FARUK HAKSAL
ZINDIKLIK ETMEYİN, İMAN EDİN!
Amerika'yı Kristof Kolomp değil, Müslümanlar keşfetmiş...
Böyle buyurmuş halk-başkanımız.
Halkın büyük bir çoğunluğu ile başkanlığa layık görülen ustalık dönemindeki büyüğümüzün bir bildiği vardır elbet.
Ama bizim bildiğimiz kadarı ile, Kristof Kolomp Amerika kıtasına ayağını bastığında o topraklarda Amerikalı yerliler yaşıyordu.
Yani sözün özü, ortada zaten bir keşif yok.
Ya ne var?
Malumun ilanı var...
Yani zaten insanlar tarafından bilinen bir kıta, Kristof Kolomp tarafından taaa 1400'lü yıllarda "keşfedildi."

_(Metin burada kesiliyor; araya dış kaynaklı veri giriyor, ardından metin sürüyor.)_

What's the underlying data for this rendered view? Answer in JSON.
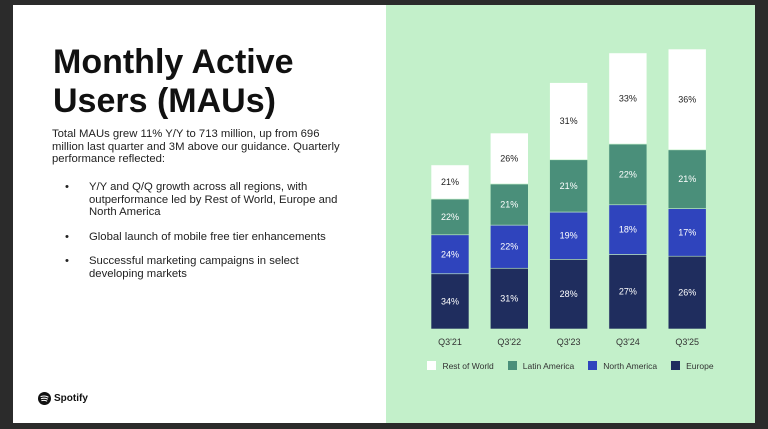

Batılı tarih kitapları böyle buyuruyor.
Bizim Halk-Başkanımız ise, başka türlü ferman yürütüyor.
Ama bu iki "bilimsel" görüşün bir orta yolu bulunabilir.

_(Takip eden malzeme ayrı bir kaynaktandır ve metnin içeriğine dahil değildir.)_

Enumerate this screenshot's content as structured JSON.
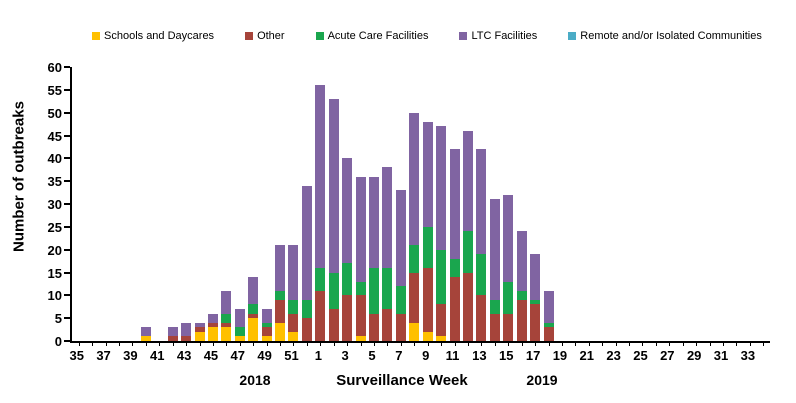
{
  "chart": {
    "y_axis": {
      "title": "Number of outbreaks",
      "min": 0,
      "max": 60,
      "step": 5
    },
    "x_axis": {
      "title": "Surveillance Week",
      "year_left": "2018",
      "year_right": "2019",
      "label_every": 2
    },
    "legend_position": "top"
  },
  "chart_data": {
    "type": "bar",
    "stacked": true,
    "title": "",
    "xlabel": "Surveillance Week",
    "ylabel": "Number of outbreaks",
    "ylim": [
      0,
      60
    ],
    "grid": false,
    "categories": [
      "35",
      "36",
      "37",
      "38",
      "39",
      "40",
      "41",
      "42",
      "43",
      "44",
      "45",
      "46",
      "47",
      "48",
      "49",
      "50",
      "51",
      "52",
      "1",
      "2",
      "3",
      "4",
      "5",
      "6",
      "7",
      "8",
      "9",
      "10",
      "11",
      "12",
      "13",
      "14",
      "15",
      "16",
      "17",
      "18",
      "19",
      "20",
      "21",
      "22",
      "23",
      "24",
      "25",
      "26",
      "27",
      "28",
      "29",
      "30",
      "31",
      "32",
      "33",
      "34"
    ],
    "series": [
      {
        "name": "Schools and Daycares",
        "color": "#FFC000",
        "values": [
          0,
          0,
          0,
          0,
          0,
          1,
          0,
          0,
          0,
          2,
          3,
          3,
          1,
          5,
          1,
          4,
          2,
          0,
          0,
          0,
          0,
          1,
          0,
          0,
          0,
          4,
          2,
          1,
          0,
          0,
          0,
          0,
          0,
          0,
          0,
          0,
          0,
          0,
          0,
          0,
          0,
          0,
          0,
          0,
          0,
          0,
          0,
          0,
          0,
          0,
          0,
          0
        ]
      },
      {
        "name": "Other",
        "color": "#A6443A",
        "values": [
          0,
          0,
          0,
          0,
          0,
          0,
          0,
          1,
          1,
          1,
          1,
          1,
          0,
          1,
          2,
          5,
          4,
          5,
          11,
          7,
          10,
          9,
          6,
          7,
          6,
          11,
          14,
          7,
          14,
          15,
          10,
          6,
          6,
          9,
          8,
          3,
          0,
          0,
          0,
          0,
          0,
          0,
          0,
          0,
          0,
          0,
          0,
          0,
          0,
          0,
          0,
          0
        ]
      },
      {
        "name": "Acute Care Facilities",
        "color": "#1AA64E",
        "values": [
          0,
          0,
          0,
          0,
          0,
          0,
          0,
          0,
          0,
          0,
          0,
          2,
          2,
          2,
          1,
          2,
          3,
          4,
          5,
          8,
          7,
          3,
          10,
          9,
          6,
          6,
          9,
          12,
          4,
          9,
          9,
          3,
          7,
          2,
          1,
          1,
          0,
          0,
          0,
          0,
          0,
          0,
          0,
          0,
          0,
          0,
          0,
          0,
          0,
          0,
          0,
          0
        ]
      },
      {
        "name": "LTC Facilities",
        "color": "#8064A2",
        "values": [
          0,
          0,
          0,
          0,
          0,
          2,
          0,
          2,
          3,
          1,
          2,
          5,
          4,
          6,
          3,
          10,
          12,
          25,
          40,
          38,
          23,
          23,
          20,
          22,
          21,
          29,
          23,
          27,
          24,
          22,
          23,
          22,
          19,
          13,
          10,
          7,
          0,
          0,
          0,
          0,
          0,
          0,
          0,
          0,
          0,
          0,
          0,
          0,
          0,
          0,
          0,
          0
        ]
      },
      {
        "name": "Remote and/or Isolated Communities",
        "color": "#4BACC6",
        "values": [
          0,
          0,
          0,
          0,
          0,
          0,
          0,
          0,
          0,
          0,
          0,
          0,
          0,
          0,
          0,
          0,
          0,
          0,
          0,
          0,
          0,
          0,
          0,
          0,
          0,
          0,
          0,
          0,
          0,
          0,
          0,
          0,
          0,
          0,
          0,
          0,
          0,
          0,
          0,
          0,
          0,
          0,
          0,
          0,
          0,
          0,
          0,
          0,
          0,
          0,
          0,
          0
        ]
      }
    ]
  }
}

Tarihi gerçekler, kültürler arası diyalog gereği aynı noktada buluşabilir.
Nasıl mı?
Şöyle: Çünkü, Amerika gerçekte keşfedilmiş değil!..

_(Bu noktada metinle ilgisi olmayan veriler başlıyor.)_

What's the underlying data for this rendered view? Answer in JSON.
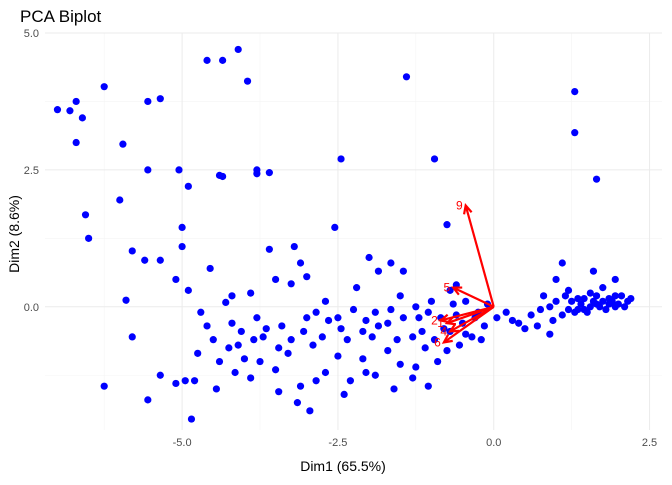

Sadece, öteki yarısı tarafından fark edilmiş...
Batılı insan, Halk-Başkanımız da dahil, daha sonra Batılılar tarafından Amerika olarak isimlendirilen kara parçasını, içinde yaşayan yerli insanları ile birlikte fark etmişlerdir.
Hakiki ve sahici gerçek budur...
Peki, bu hakiki ve sahici gerçek düzleminde Halk-Başkanımızı haklı çıkartacak bir ihtimal ya da seçenek mevcut olabilir mi?
Olabilir.
Mesela... Yani örneğin, belki de, Amerika kıtasında ezelden beri yaşayan yerliler zaten Müslüman'dılar...
Yani, Batılılar; yani Kristof Kolomp, Hindistan'a gideyim derken yanlışlıkla Amerika kıtasına ayak bastığında belki de "Allahu Ekber" nidaları ile karşılandı...
Batılı tarihçi bu "gerçeği" niye yazsın?..
Yani belki de, bugünün zenci Amerikalı Müslümanlarının kökü işte böylece yıllar öncesinden geliyor.
Şimdi bizim medyamıza gözlerimizi çeviriyoruz. Adamların tarihi gerçeklerle hiç bir ilişkileri yok.
Varsa yoksa, işleri Sayın Halk-Başkanımızı karalamak.
Bir durun hele, heyecan yapmayın, ele güne karşı komik olmayın, ülkemizin kültürel zenginliklerini, Halk-Başkanımızın değerli tespit ve bilimsel ön-görülerini hafife almayın, harcamayın.
Önce anlayın. Kavrayın, seçenekleri sorgulayın.
Hazret bir bildiği olmasa konuşur mu?
Siz onun durup dururken, bilmeden, incelemeden, salâvat getirmeden konuştuğunu gördünüz mü? Tanık oldunuz mu?
Pirimiz iktidara geleceğim, diyor. Geliyor.
Başkan olacağım, diyor; hatta şimdiden, yasaları bile değiştirmeden En-Başkan oluyor, Saray'ını yaptırıyor, tahtına kuruluyor.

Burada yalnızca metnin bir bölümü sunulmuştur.